I’m working to improve Unicode support in the Dialog Z-machine backend, and I can see a couple main paths forward:
- Keep the default values for 155-223, and assign whatever other characters appear in dictionary words to 224-251. If more than 28 non-standard characters are used, error. This offers the fewest characters to the user.
- Start by keeping the default values for 155-223, and assign whatever other characters appear in dictionary words to 224-251. If more than 28 non-standard characters are used, start overwriting the ones from 155-223. This requires the most rewriting in the compiler.

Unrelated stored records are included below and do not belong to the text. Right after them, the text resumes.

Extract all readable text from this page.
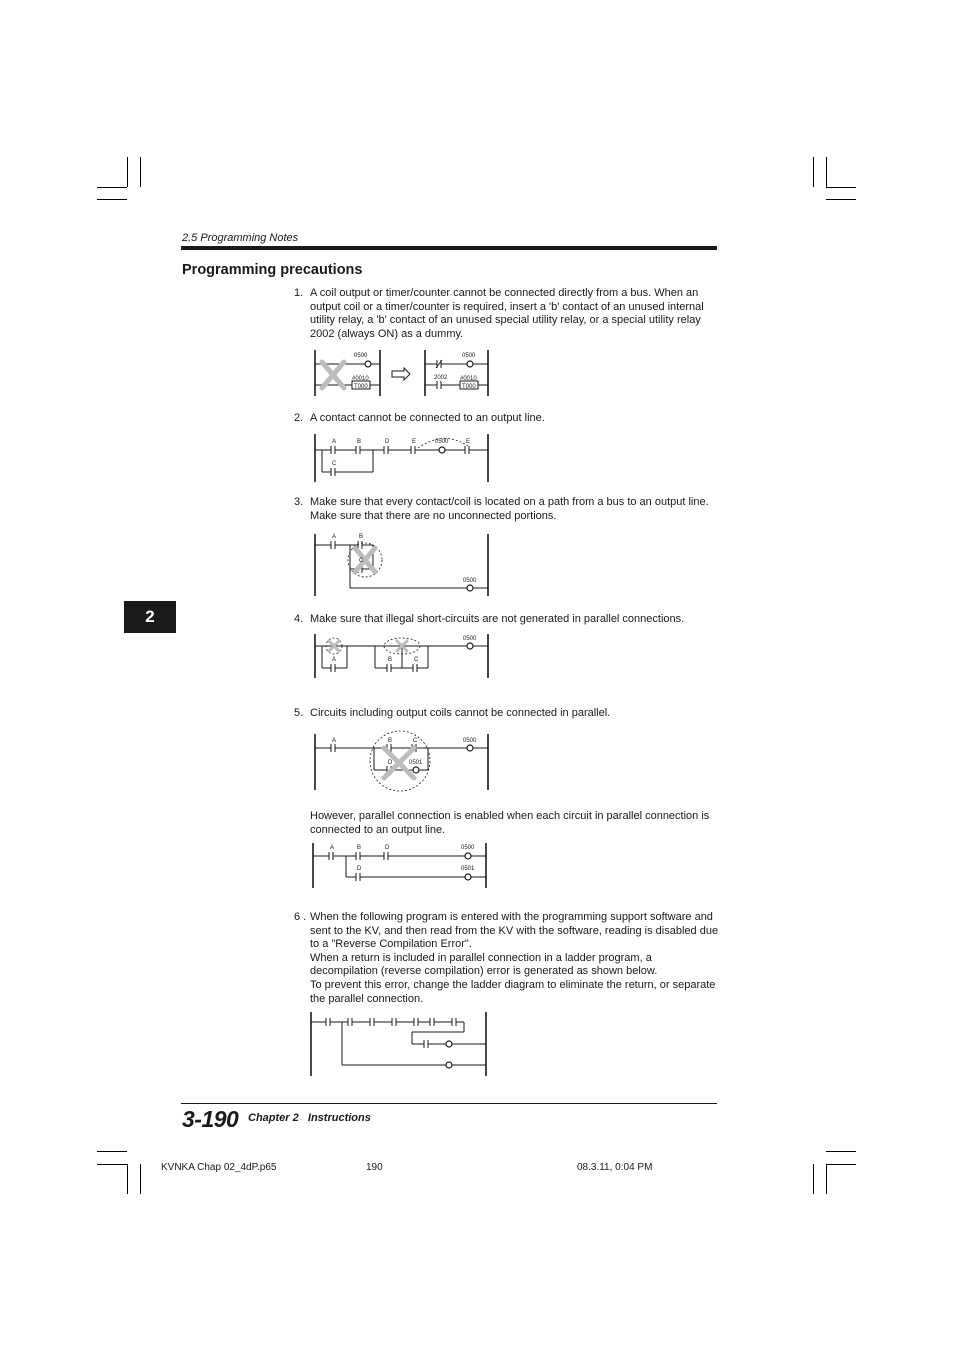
2.5 Programming Notes
Programming precautions
2
1. A coil output or timer/counter cannot be connected directly from a bus. When an output coil or a timer/counter is required, insert a 'b' contact of an unused internal utility relay, a 'b' contact of an unused special utility relay, or a special utility relay 2002 (always ON) as a dummy.

0500
#0010
T000
0500
2002 #0010
T000
2. A contact cannot be connected to an output line.

A	B	D	E	0500	E
C
3. Make sure that every contact/coil is located on a path from a bus to an output line. Make sure that there are no unconnected portions.

A	B
C
0500
4. Make sure that illegal short-circuits are not generated in parallel connections.

A	B	C
0500
5. Circuits including output coils cannot be connected in parallel.

A	B	C
D	0501
0500
However, parallel connection is enabled when each circuit in parallel connection is connected to an output line.
A	B	D
D
0500
0501
6 . When the following program is entered with the programming support software and sent to the KV, and then read from the KV with the software, reading is disabled due to a "Reverse Compilation Error".

When a return is included in parallel connection in a ladder program, a decompilation (reverse compilation) error is generated as shown below.

To prevent this error, change the ladder diagram to eliminate the return, or separate the parallel connection.

3-190 Chapter 2   Instructions
KVNKA Chap 02_4dP.p65	190	08.3.11, 0:04 PM
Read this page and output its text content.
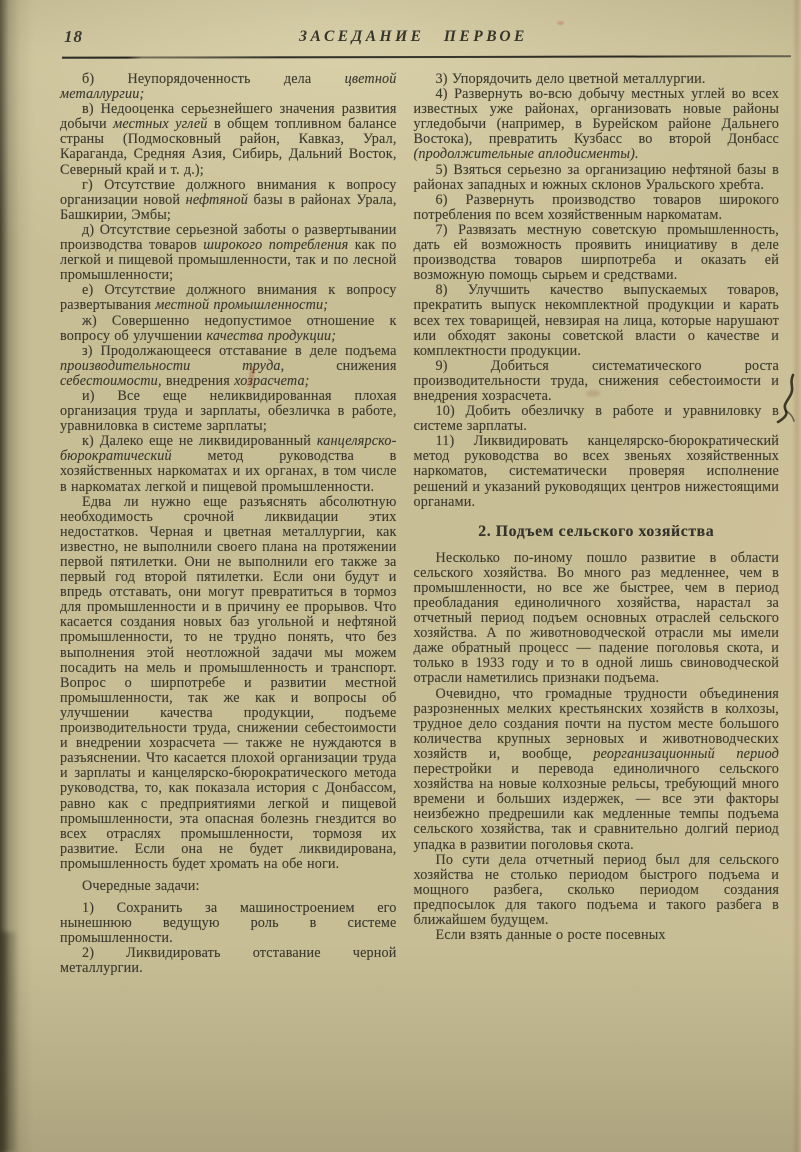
18	ЗАСЕДАНИЕ ПЕРВОЕ

б) Неупорядоченность дела цветной металлургии;

в) Недооценка серьезнейшего значения развития добычи местных углей в общем топливном балансе страны (Подмосковный район, Кавказ, Урал, Караганда, Средняя Азия, Сибирь, Дальний Восток, Северный край и т. д.);

г) Отсутствие должного внимания к вопросу организации новой нефтяной базы в районах Урала, Башкирии, Эмбы;

д) Отсутствие серьезной заботы о развертывании производства товаров широкого потребления как по легкой и пищевой промышленности, так и по лесной промышленности;

е) Отсутствие должного внимания к вопросу развертывания местной промышленности;

ж) Совершенно недопустимое отношение к вопросу об улучшении качества продукции;

з) Продолжающееся отставание в деле подъема производительности труда, снижения себестоимости, внедрения хозрасчета;

и) Все еще неликвидированная плохая организация труда и зарплаты, обезличка в работе, уравниловка в системе зарплаты;

к) Далеко еще не ликвидированный канцелярско-бюрократический метод руководства в хозяйственных наркоматах и их органах, в том числе в наркоматах легкой и пищевой промышленности.

Едва ли нужно еще разъяснять абсолютную необходимость срочной ликвидации этих недостатков. Черная и цветная металлургии, как известно, не выполнили своего плана на протяжении первой пятилетки. Они не выполнили его также за первый год второй пятилетки. Если они будут и впредь отставать, они могут превратиться в тормоз для промышленности и в причину ее прорывов. Что касается создания новых баз угольной и нефтяной промышленности, то не трудно понять, что без выполнения этой неотложной задачи мы можем посадить на мель и промышленность и транспорт. Вопрос о ширпотребе и развитии местной промышленности, так же как и вопросы об улучшении качества продукции, подъеме производительности труда, снижении себестоимости и внедрении хозрасчета — также не нуждаются в разъяснении. Что касается плохой организации труда и зарплаты и канцелярско-бюрократического метода руководства, то, как показала история с Донбассом, равно как с предприятиями легкой и пищевой промышленности, эта опасная болезнь гнездится во всех отраслях промышленности, тормозя их развитие. Если она не будет ликвидирована, промышленность будет хромать на обе ноги.

Очередные задачи:

1) Сохранить за машиностроением его нынешнюю ведущую роль в системе промышленности.

2) Ликвидировать отставание черной металлургии.

3) Упорядочить дело цветной металлургии.

4) Развернуть во-всю добычу местных углей во всех известных уже районах, организовать новые районы угледобычи (например, в Бурейском районе Дальнего Востока), превратить Кузбасс во второй Донбасс (продолжительные аплодисменты).

5) Взяться серьезно за организацию нефтяной базы в районах западных и южных склонов Уральского хребта.

6) Развернуть производство товаров широкого потребления по всем хозяйственным наркоматам.

7) Развязать местную советскую промышленность, дать ей возможность проявить инициативу в деле производства товаров ширпотреба и оказать ей возможную помощь сырьем и средствами.

8) Улучшить качество выпускаемых товаров, прекратить выпуск некомплектной продукции и карать всех тех товарищей, невзирая на лица, которые нарушают или обходят законы советской власти о качестве и комплектности продукции.

9) Добиться систематического роста производительности труда, снижения себестоимости и внедрения хозрасчета.

10) Добить обезличку в работе и уравниловку в системе зарплаты.

11) Ликвидировать канцелярско-бюрократический метод руководства во всех звеньях хозяйственных наркоматов, систематически проверяя исполнение решений и указаний руководящих центров нижестоящими органами.

2. Подъем сельского хозяйства

Несколько по-иному пошло развитие в области сельского хозяйства. Во много раз медленнее, чем в промышленности, но все же быстрее, чем в период преобладания единоличного хозяйства, нарастал за отчетный период подъем основных отраслей сельского хозяйства. А по животноводческой отрасли мы имели даже обратный процесс — падение поголовья скота, и только в 1933 году и то в одной лишь свиноводческой отрасли наметились признаки подъема.

Очевидно, что громадные трудности объединения разрозненных мелких крестьянских хозяйств в колхозы, трудное дело создания почти на пустом месте большого количества крупных зерновых и животноводческих хозяйств и, вообще, реорганизационный период перестройки и перевода единоличного сельского хозяйства на новые колхозные рельсы, требующий много времени и больших издержек, — все эти факторы неизбежно предрешили как медленные темпы подъема сельского хозяйства, так и сравнительно долгий период упадка в развитии поголовья скота.

По сути дела отчетный период был для сельского хозяйства не столько периодом быстрого подъема и мощного разбега, сколько периодом создания предпосылок для такого подъема и такого разбега в ближайшем будущем.

Если взять данные о росте посевных
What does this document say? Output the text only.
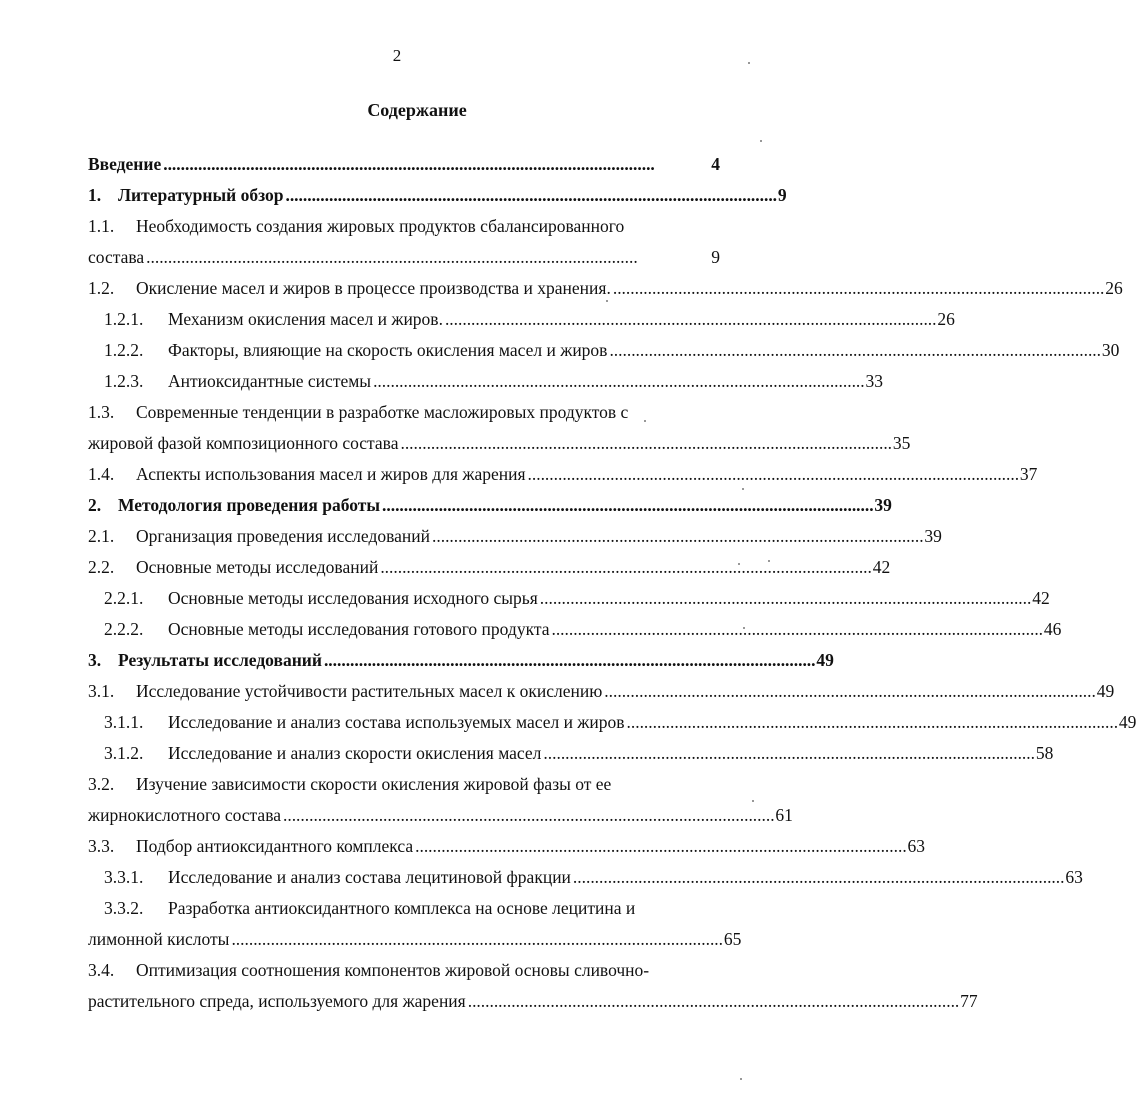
2
Содержание
Введение . . .	4
1. Литературный обзор . . .	9
1.1.	Необходимость создания жировых продуктов сбалансированного
состава . . .	9
1.2.	Окисление масел и жиров в процессе производства и хранения. . . .	26
1.2.1.	Механизм окисления масел и жиров. . . .	26
1.2.2.	Факторы, влияющие на скорость окисления масел и жиров . . .	30
1.2.3.	Антиоксидантные системы . . .	33
1.3.	Современные тенденции в разработке масложировых продуктов с
жировой фазой композиционного состава . . .	35
1.4.	Аспекты использования масел и жиров для жарения . . .	37
2. Методология проведения работы . . .	39
2.1.	Организация проведения исследований . . .	39
2.2.	Основные методы исследований . . .	42
2.2.1.	Основные методы исследования исходного сырья . . .	42
2.2.2.	Основные методы исследования готового продукта . . .	46
3. Результаты исследований . . .	49
3.1.	Исследование устойчивости растительных масел к окислению . . .	49
3.1.1.	Исследование и анализ состава используемых масел и жиров . . .	49
3.1.2.	Исследование и анализ скорости окисления масел . . .	58
3.2.	Изучение зависимости скорости окисления жировой фазы от ее
жирнокислотного состава . . .	61
3.3.	Подбор антиоксидантного комплекса . . .	63
3.3.1.	Исследование и анализ состава лецитиновой фракции . . .	63
3.3.2.	Разработка антиоксидантного комплекса на основе лецитина и
лимонной кислоты . . .	65
3.4.	Оптимизация соотношения компонентов жировой основы сливочно-
растительного спреда, используемого для жарения . . .	77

- Throw out the default table, and assign whatever characters appear in dictionary words to 155-251. This is the most elegant, but the least backwards-compatible.
My preference would be to do the first one, if there are a bunch of interpreters out there that support ZSCII 155-223 but don’t support redefining them, or the third one, if there aren’t.
So my question is: are there interpreters out there that support non-ASCII characters in input, but don’t support redefining the upper ZSCII characters with a Unicode translation table? In other words, is there a strong reason to keep the default 69 characters at their usual codepoints?